# Impossible d'ajouter une signature dans Mail



## Psygod (19 Octobre 2005)

'lut

J'ai essayé de mettre une signature dans MAIL

Quand je vais dans les Préférences et à Signatures, je clicke sur Ajouter une signature et à description je met le nom de mon compte ... seulement, il refuse de l'ajouter et donc impossible de mettre une signature ...

Une idée ?

Merci


----------



## kaviar (19 Octobre 2005)

'lut

Etrange :mouais: 

Tu n'as un message ou quelque chose ???


----------



## Psygod (19 Octobre 2005)

kaviar a dit:
			
		

> 'lut
> 
> Etrange :mouais:
> 
> Tu n'as un message ou quelque chose ???




Voilà le truc ...
quand je fais Ajouter signature, je marque mon nom dans Description et fais OK mais rien ne marche ... ça ne valide rien


----------



## kaviar (19 Octobre 2005)

Ah tu es encore sous Panther !!! Je suis sous Tiger, cela ne va pas arranger les choses :mouais: 

Bête question (il en faut), ce ne serait pas le fait de mettre dans la description, le nom de ton compte ?  (oui je sais je ne vois pas le rapport non plus !!!). J'ai regardé dans le support Apple mais rien sur le sujet !!

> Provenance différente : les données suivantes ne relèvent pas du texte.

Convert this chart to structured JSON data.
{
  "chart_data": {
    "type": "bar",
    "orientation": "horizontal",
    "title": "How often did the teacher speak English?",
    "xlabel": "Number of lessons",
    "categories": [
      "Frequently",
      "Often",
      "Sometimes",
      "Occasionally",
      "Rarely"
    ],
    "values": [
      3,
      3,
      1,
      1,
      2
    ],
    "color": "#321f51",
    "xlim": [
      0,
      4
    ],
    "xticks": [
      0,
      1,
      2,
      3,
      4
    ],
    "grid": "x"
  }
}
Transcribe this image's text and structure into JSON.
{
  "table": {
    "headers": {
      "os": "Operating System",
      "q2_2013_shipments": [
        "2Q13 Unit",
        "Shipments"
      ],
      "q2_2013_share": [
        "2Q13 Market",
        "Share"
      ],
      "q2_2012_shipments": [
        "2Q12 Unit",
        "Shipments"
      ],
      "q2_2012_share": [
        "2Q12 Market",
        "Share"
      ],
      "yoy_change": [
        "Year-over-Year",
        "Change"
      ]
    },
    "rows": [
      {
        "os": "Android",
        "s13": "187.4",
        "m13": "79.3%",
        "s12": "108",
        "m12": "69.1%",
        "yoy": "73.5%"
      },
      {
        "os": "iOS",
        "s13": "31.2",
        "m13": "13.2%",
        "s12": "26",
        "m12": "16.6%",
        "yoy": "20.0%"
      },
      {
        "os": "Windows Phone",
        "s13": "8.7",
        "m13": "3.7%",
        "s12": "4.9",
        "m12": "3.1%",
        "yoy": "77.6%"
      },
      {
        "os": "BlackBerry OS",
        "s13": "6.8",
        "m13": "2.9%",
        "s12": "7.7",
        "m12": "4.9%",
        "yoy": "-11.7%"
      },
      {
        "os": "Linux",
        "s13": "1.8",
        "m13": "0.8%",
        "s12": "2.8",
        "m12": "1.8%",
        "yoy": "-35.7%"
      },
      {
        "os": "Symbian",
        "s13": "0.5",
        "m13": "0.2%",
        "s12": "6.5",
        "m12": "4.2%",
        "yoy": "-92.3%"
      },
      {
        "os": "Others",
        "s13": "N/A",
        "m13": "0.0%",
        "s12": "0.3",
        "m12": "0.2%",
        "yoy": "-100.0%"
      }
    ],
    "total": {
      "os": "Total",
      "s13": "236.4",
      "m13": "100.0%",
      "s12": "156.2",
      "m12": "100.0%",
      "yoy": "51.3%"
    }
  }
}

J'espère que quelqu'un d'autre pourra te venir en aide


----------



## Psygod (19 Octobre 2005)

kaviar a dit:
			
		

> Ah tu es encore sous Panther !!! Je suis sous Tiger, cela ne va pas arranger les choses :mouais:
> 
> Bête question (il en faut), ce ne serait pas le fait de mettre dans la description, le nom de ton compte ? (oui je sais je ne vois pas le rapport non plus !!!). J'ai regardé dans le support Apple mais rien sur le sujet !!
> 
> J'espère que quelqu'un d'autre pourra te venir en aide



C'est bon ??? j'suis trop con !!! Je croyais qu'en appuyant sur OK, ça m'ouvrirait une nvelle fenetre ou je pourrais écrire ma signature ...


----------



## Dan le breton (20 Octobre 2005)

a voir l'&#233;cran que tu proposes il n'y a pas de compte ouvert tu devrais voir les comptes as tu la 2.0.3 d'abord?
car dans celle la il y a 3 colonnes 1-les comptes 2- le nom de la signature quand tu cliques sur le petit + en bas  3- le texte que tu veux mettre dans cette troisieme colonne
ainsi tu peux choisir diverses signatures pour chaque compte ouvert
mais dans les versions precedentes il y avait le petit + (plus) qui permet d'ajouter une signature 
a te lire mais telecharge la 2.0.3
kenavo


----------